I have to admit this right at the top: well into the phase of my culinary life when I considered myself a competent, even accomplished baker, I made brownies from a mix.

I hate mixes. By that, I mean that my sister once gave me the nickname Ms. The-Devil-Bakes-From-Mixes. The enmity between us is serious, but when it came to brownies, the chewy goodness of the packaged stuff always swayed me in the end.

You too? Yeah, I know. But fear not! Let the chains of your oppression be broken.

brownie batter

Better-than-a-mix Brownies
These are very slightly modified from a friend’s mother’s recipe. True story.

4 squares (1 oz each) baking chocolate*
1 c. butter (2 sticks)
2 c. sugar
4 eggs
1 t. vanilla
pinch salt
1 1/4 c. flour

Preheat oven to 350 F. Grease a square baking pan, either 8″x8″or 9″x9″.

Break the squares of chocolate into quarters or smaller. If you’re really diligent, you could grate them or chop them, but I always find this too time-consuming when I want brownies.

Put the chocolate and the butter in the microwave and heat in 30-second bursts, stirring after each, until the chocolate is mostly melted. Then take it out of the microwave and stir it until it’s completely smooth. (This is a good chocolate secret: get it 90% melted, and then let the heat of the mixture do the rest. If you try to melt it all the way by heating, you risk burning and seizing.)

Add the sugar and mix thoroughly, then mix in the eggs and vanilla. Finally, add the flour and salt and stir until thoroughly combined.
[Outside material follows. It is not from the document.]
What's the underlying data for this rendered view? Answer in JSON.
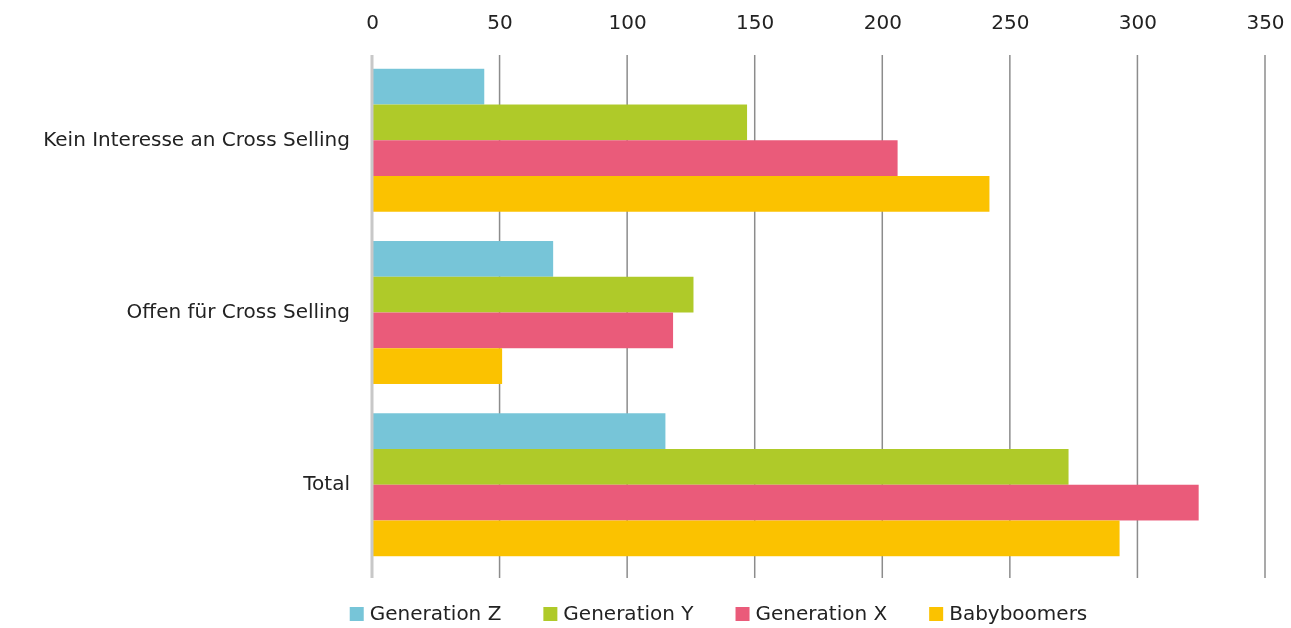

Pour into the greased pan and bake about 30 minutes. They’re done when a toothpick stuck into the middle comes out with gooey crumbs but not batter. They’re hard to cut before they cool, but worth it both ways. Baked brownies keep well in the freezer: cool, slice, wrap tightly in tinfoil, and then stick the whole thing in a plastic bag.

mmm, brownies

*Would these be better if you used high-end unsweetened chocolate? No doubt. But they’re totally awesome even with whatever you can get at the store.